Local government can put its stamp on its uniformed services. A recent strategic delivery and performance report to Tower Hamlets’ Cabinet, spoke of THEOs as delivering ‘a trauma-informed and culturally competent service to young adults, often victims of violence and drug related harms and those most marginalised in the community’. In fact it’s striking – besides how understandably relentlessly boroughs seek to show their best face in all that they do – how strongly, boroughs focus on measurement of performance. The same goes for every council services, even emptying household and commercial bins. And as citizens paying for those services, we should be glad: do we want council staff not held to account for how well they perform?! Such a focus, almost as a mania, on targets does offer at least hope that a council service doesn’t get bogged down in the bureaucracy and jargon that always threatens to smother local government, like weeds in a garden. That Tower Hamlets report also spoke of setting up a ‘Mayor’s Anti-Crime and Disorder Taskforce to provide an immediate response to the rising epidemic of violence’ and a ‘new VAWG Strategy’.

But it’s long been known in hospitals and policing that targets can lead to good, poor or outright perverse outcomes, depending on what’s measured. Briefly put, it’s easier to measure quantity (number of appointments; or ‘disruptions’ of county lines drug-dealing gangs) than quality (happiness of patients; or whether drug-dealing is only interrupted by arrests, until some other drug dealers meet the demand).

Focus is better than aimless, ambling work – to stay with the Tower Hamlets report, and fly-tipping, it spoke of a ‘Waste Management Taskforce’ working at ‘reported fly-tip hotspots’. It set a target of upgrading 350 CCTV cameras a year. That’s only sensible, like taking your car for its MoT. It’s harder to put any meaning on any target set for number of hours of patrolling by THEOs – due to rise to 15,000 a year, from 10,000. We can think of so many variables – where are the patrollers going, what times of day; and who’s to say that their work is effective – residents surveyed in opinion polls? The document also sets a target of 80 per cent of victims of violence against women and girls who feel safer ‘after engaging with commissioned provider’. Community safety is notoriously difficult to measure; and should any police or other stakeholders’ view be taken into account?

The sums boroughs have invested in policing against nuisances is significant, although not on the scale of the Met overall – Hammersmith & Fulham Council’s Law Enforcement Team (LET) numbers 72; an advertised post for a THEOs team leader in Tower Hamlets has a salary of £52k.

The background is that anti-social behaviour (ASB), which often is (even if left unmentioned) due to drug addicts and drug-dealing in public, remains a concern for the public, which has even percolated to 10 Downing Street; earlier this year Prime Minister Rishi Sunak set out an ASB ‘action plan’. “We have taken the view that keeping people safe is always our first priority,” said Hammersmith & Fulham Leader Stephen Cowan – a Labour councillor.

Both main political parties at least speak of acting on ASB because it affects people of all classes, and not only because in London the rich (and sometimes extremely rich) live relatively close to the poor and deprived.
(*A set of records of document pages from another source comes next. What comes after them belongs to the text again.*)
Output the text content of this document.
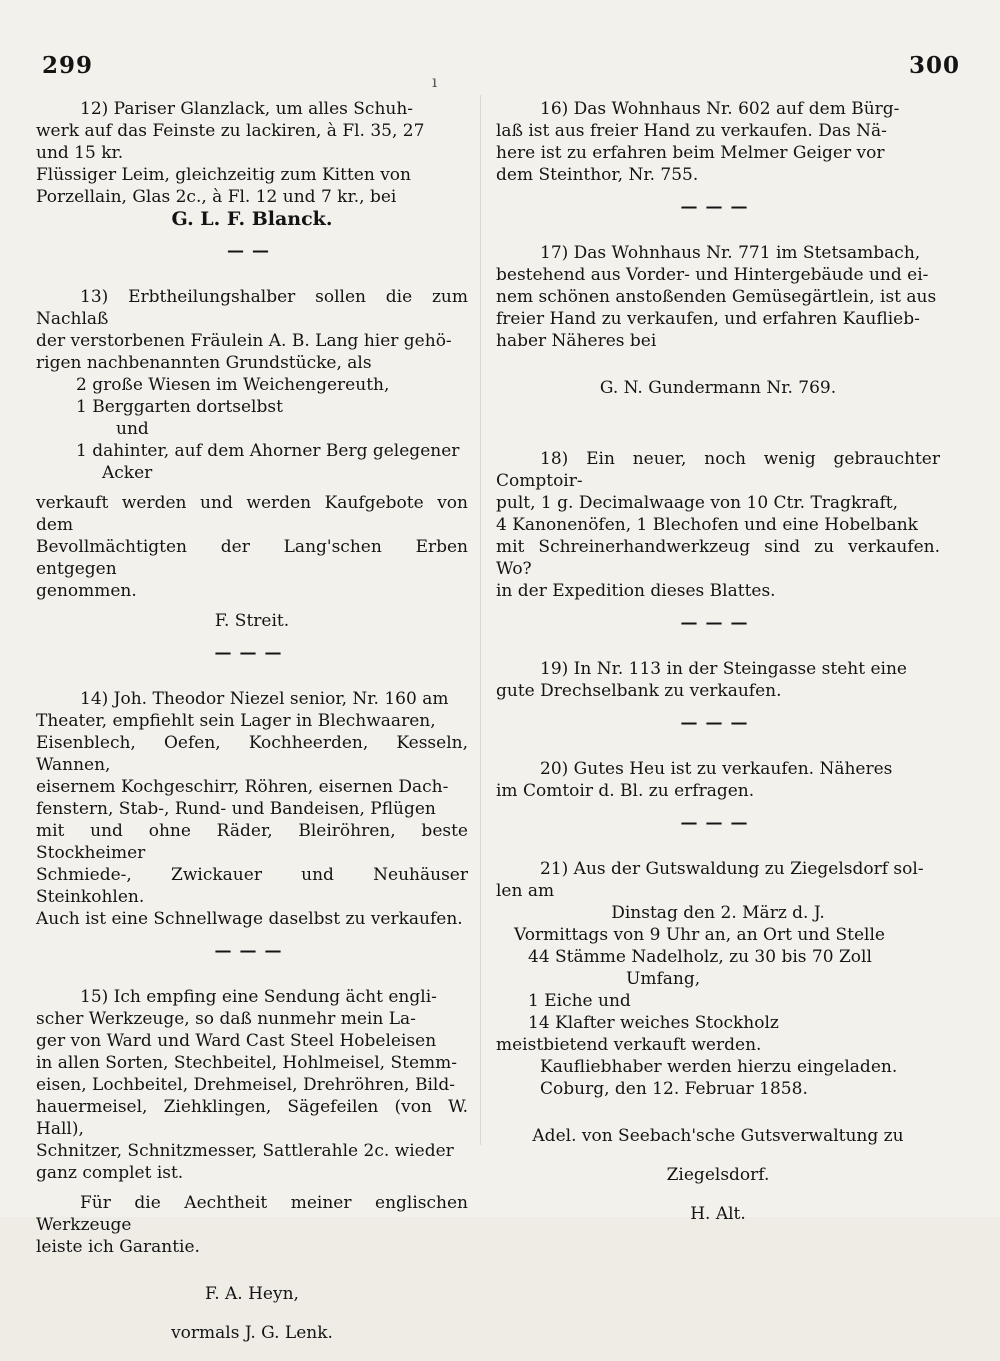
299
ı
300

12) Pariser Glanzlack, um alles Schuh-

werk auf das Feinste zu lackiren, à Fl. 35, 27

und 15 kr.

Flüssiger Leim, gleichzeitig zum Kitten von

Porzellain, Glas 2c., à Fl. 12 und 7 kr., bei

G. L. F. Blanck.

——

13) Erbtheilungshalber sollen die zum Nachlaß

der verstorbenen Fräulein A. B. Lang hier gehö-

rigen nachbenannten Grundstücke, als

2 große Wiesen im Weichengereuth,

1 Berggarten dortselbst

und

1 dahinter, auf dem Ahorner Berg gelegener Acker

verkauft werden und werden Kaufgebote von dem

Bevollmächtigten der Lang'schen Erben entgegen

genommen.

F. Streit.

———

14) Joh. Theodor Niezel senior, Nr. 160 am

Theater, empfiehlt sein Lager in Blechwaaren,

Eisenblech, Oefen, Kochheerden, Kesseln, Wannen,

eisernem Kochgeschirr, Röhren, eisernen Dach-

fenstern, Stab-, Rund- und Bandeisen, Pflügen

mit und ohne Räder, Bleiröhren, beste Stockheimer

Schmiede-, Zwickauer und Neuhäuser Steinkohlen.

Auch ist eine Schnellwage daselbst zu verkaufen.

———

15) Ich empfing eine Sendung ächt engli-

scher Werkzeuge, so daß nunmehr mein La-

ger von Ward und Ward Cast Steel Hobeleisen

in allen Sorten, Stechbeitel, Hohlmeisel, Stemm-

eisen, Lochbeitel, Drehmeisel, Drehröhren, Bild-

hauermeisel, Ziehklingen, Sägefeilen (von W. Hall),

Schnitzer, Schnitzmesser, Sattlerahle 2c. wieder

ganz complet ist.

Für die Aechtheit meiner englischen Werkzeuge

leiste ich Garantie.

F. A. Heyn,

vormals J. G. Lenk.

16) Das Wohnhaus Nr. 602 auf dem Bürg-

laß ist aus freier Hand zu verkaufen. Das Nä-

here ist zu erfahren beim Melmer Geiger vor

dem Steinthor, Nr. 755.

———

17) Das Wohnhaus Nr. 771 im Stetsambach,

bestehend aus Vorder- und Hintergebäude und ei-

nem schönen anstoßenden Gemüsegärtlein, ist aus

freier Hand zu verkaufen, und erfahren Kauflieb-

haber Näheres bei

G. N. Gundermann Nr. 769.

18) Ein neuer, noch wenig gebrauchter Comptoir-

pult, 1 g. Decimalwaage von 10 Ctr. Tragkraft,

4 Kanonenöfen, 1 Blechofen und eine Hobelbank

mit Schreinerhandwerkzeug sind zu verkaufen. Wo?

in der Expedition dieses Blattes.

———

19) In Nr. 113 in der Steingasse steht eine

gute Drechselbank zu verkaufen.

———

20) Gutes Heu ist zu verkaufen. Näheres

im Comtoir d. Bl. zu erfragen.

———

21) Aus der Gutswaldung zu Ziegelsdorf sol-

len am

Dinstag den 2. März d. J.

Vormittags von 9 Uhr an, an Ort und Stelle

44 Stämme Nadelholz, zu 30 bis 70 Zoll

Umfang,

1 Eiche und

14 Klafter weiches Stockholz

meistbietend verkauft werden.

Kaufliebhaber werden hierzu eingeladen.

Coburg, den 12. Februar 1858.

Adel. von Seebach'sche Gutsverwaltung zu

Ziegelsdorf.

H. Alt.
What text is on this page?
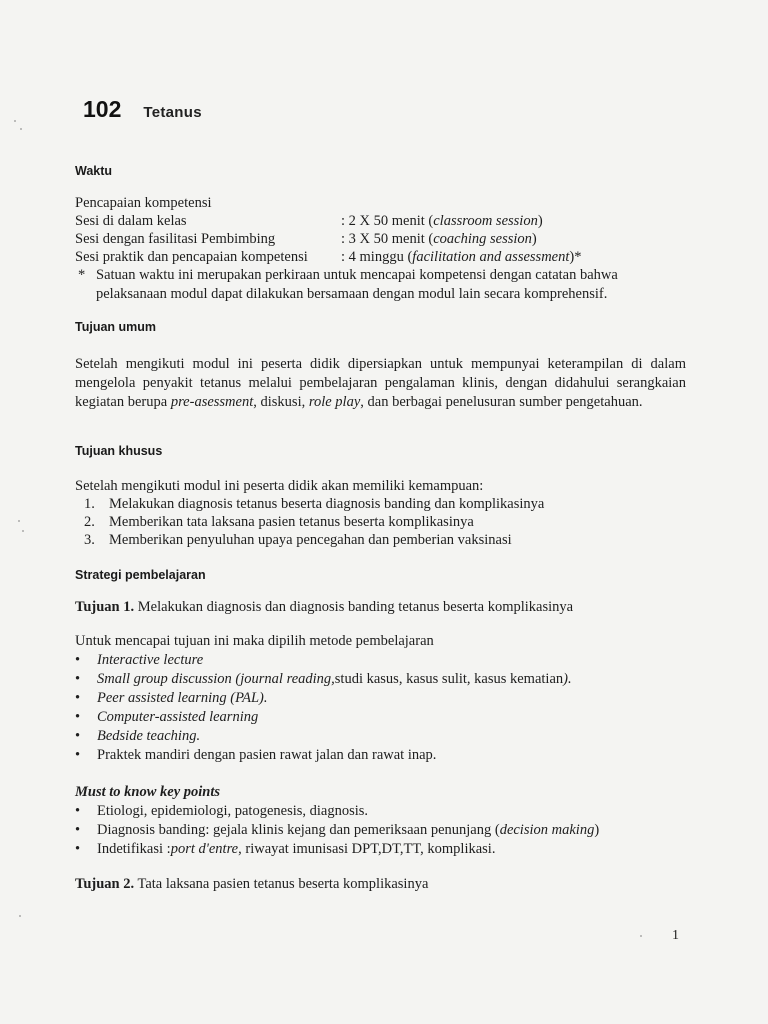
102 Tetanus
Waktu
Pencapaian kompetensi
Sesi di dalam kelas	: 2 X 50 menit (classroom session)
Sesi dengan fasilitasi Pembimbing	: 3 X 50 menit (coaching session)
Sesi praktik dan pencapaian kompetensi : 4 minggu (facilitation and assessment)*
* Satuan waktu ini merupakan perkiraan untuk mencapai kompetensi dengan catatan bahwa
pelaksanaan modul dapat dilakukan bersamaan dengan modul lain secara komprehensif.
Tujuan umum
Setelah mengikuti modul ini peserta didik dipersiapkan untuk mempunyai keterampilan di dalam mengelola penyakit tetanus melalui pembelajaran pengalaman klinis, dengan didahului serangkaian kegiatan berupa pre-asessment, diskusi, role play, dan berbagai penelusuran sumber pengetahuan.
Tujuan khusus
Setelah mengikuti modul ini peserta didik akan memiliki kemampuan:
1. Melakukan diagnosis tetanus beserta diagnosis banding dan komplikasinya
2. Memberikan tata laksana pasien tetanus beserta komplikasinya
3. Memberikan penyuluhan upaya pencegahan dan pemberian vaksinasi
Strategi pembelajaran
Tujuan 1. Melakukan diagnosis dan diagnosis banding tetanus beserta komplikasinya
Untuk mencapai tujuan ini maka dipilih metode pembelajaran
•	Interactive lecture
•	Small group discussion (journal reading, studi kasus, kasus sulit, kasus kematian ).
•	Peer assisted learning (PAL).
•	Computer-assisted learning
•	Bedside teaching.
•	Praktek mandiri dengan pasien rawat jalan dan rawat inap.
Must to know key points
•	Etiologi, epidemiologi, patogenesis, diagnosis.
•	Diagnosis banding: gejala klinis kejang dan pemeriksaan penunjang ( decision making )
•	Indetifikasi : port d'entre , riwayat imunisasi DPT,DT,TT, komplikasi.
Tujuan 2. Tata laksana pasien tetanus beserta komplikasinya
1
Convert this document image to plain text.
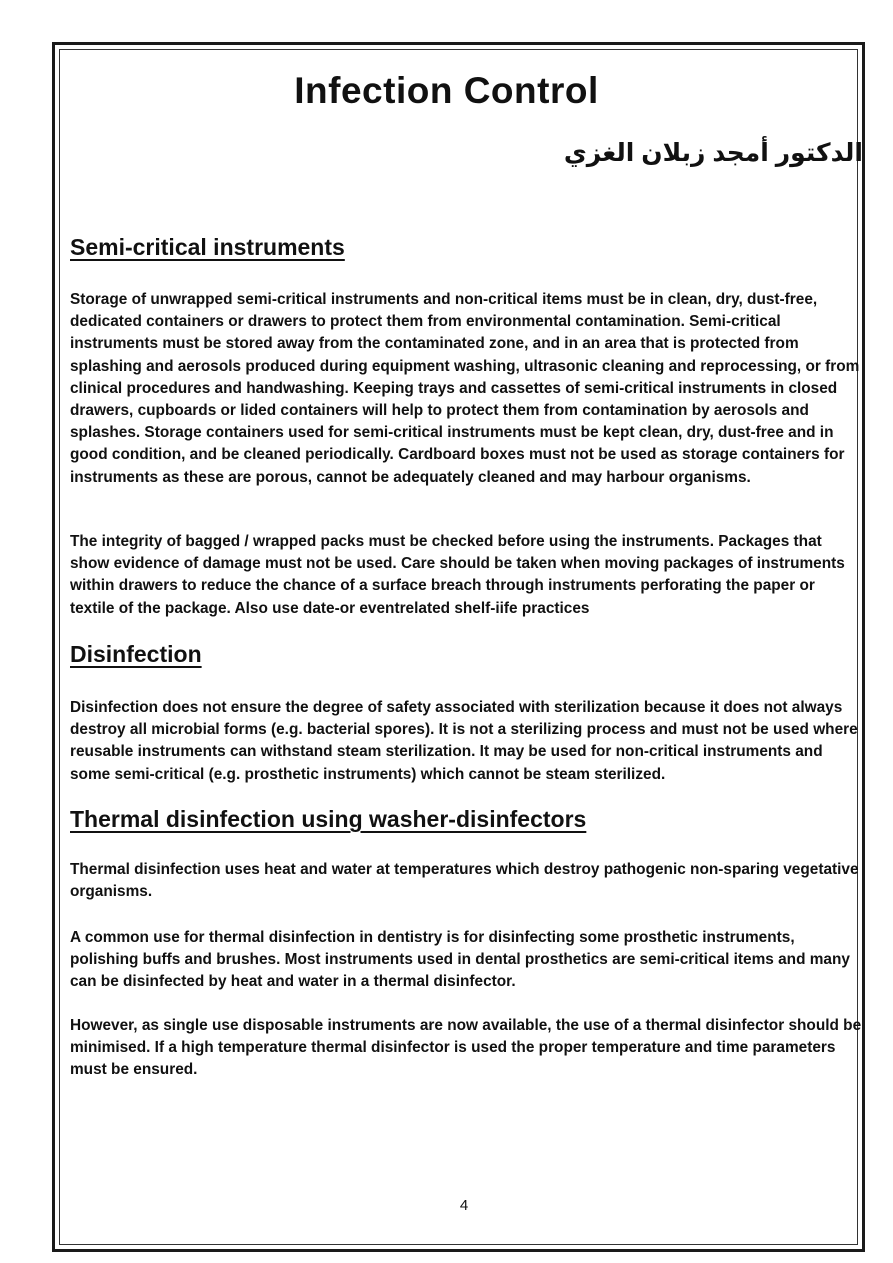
Infection Control

الدكتور أمجد زبلان الغزي

Semi-critical instruments

Storage of unwrapped semi-critical instruments and non-critical items must be in clean, dry, dust-free, dedicated containers or drawers to protect them from environmental contamination. Semi-critical instruments must be stored away from the contaminated zone, and in an area that is protected from splashing and aerosols produced during equipment washing, ultrasonic cleaning and reprocessing, or from clinical procedures and handwashing. Keeping trays and cassettes of semi-critical instruments in closed drawers, cupboards or lided containers will help to protect them from contamination by aerosols and splashes. Storage containers used for semi-critical instruments must be kept clean, dry, dust-free and in good condition, and be cleaned periodically. Cardboard boxes must not be used as storage containers for instruments as these are porous, cannot be adequately cleaned and may harbour organisms.

The integrity of bagged / wrapped packs must be checked before using the instruments. Packages that show evidence of damage must not be used. Care should be taken when moving packages of instruments within drawers to reduce the chance of a surface breach through instruments perforating the paper or textile of the package. Also use date-or eventrelated shelf-iife practices

Disinfection

Disinfection does not ensure the degree of safety associated with sterilization because it does not always destroy all microbial forms (e.g. bacterial spores). It is not a sterilizing process and must not be used where reusable instruments can withstand steam sterilization. It may be used for non-critical instruments and some semi-critical (e.g. prosthetic instruments) which cannot be steam sterilized.

Thermal disinfection using washer-disinfectors

Thermal disinfection uses heat and water at temperatures which destroy pathogenic non-sparing vegetative organisms.

A common use for thermal disinfection in dentistry is for disinfecting some prosthetic instruments, polishing buffs and brushes. Most instruments used in dental prosthetics are semi-critical items and many can be disinfected by heat and water in a thermal disinfector.

However, as single use disposable instruments are now available, the use of a thermal disinfector should be minimised. If a high temperature thermal disinfector is used the proper temperature and time parameters must be ensured.

4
Thus many PSPOs are against dog fouling, and Hammersmith & Fulham like other London boroughs has set a four-dogs-at-a-time limit for (paid ‘professional’) dog walkers after an attack by a dog left passers-by injured.

While aggressive and out of control dogs and dog muck annoys the well-off while they jog in a park, rich and poor alike may feel unsafe as a result of drug dealing on their street; and used syringes left around. Like the man I lunched with. He said he had reported it to police. The word he used to describe the police was striking, explaining how the authorities are overwhelmed by the sheer number of reports, and how supply and demand for illegal drugs is beyond any lever that the criminal justice system can pull: “Defeated.”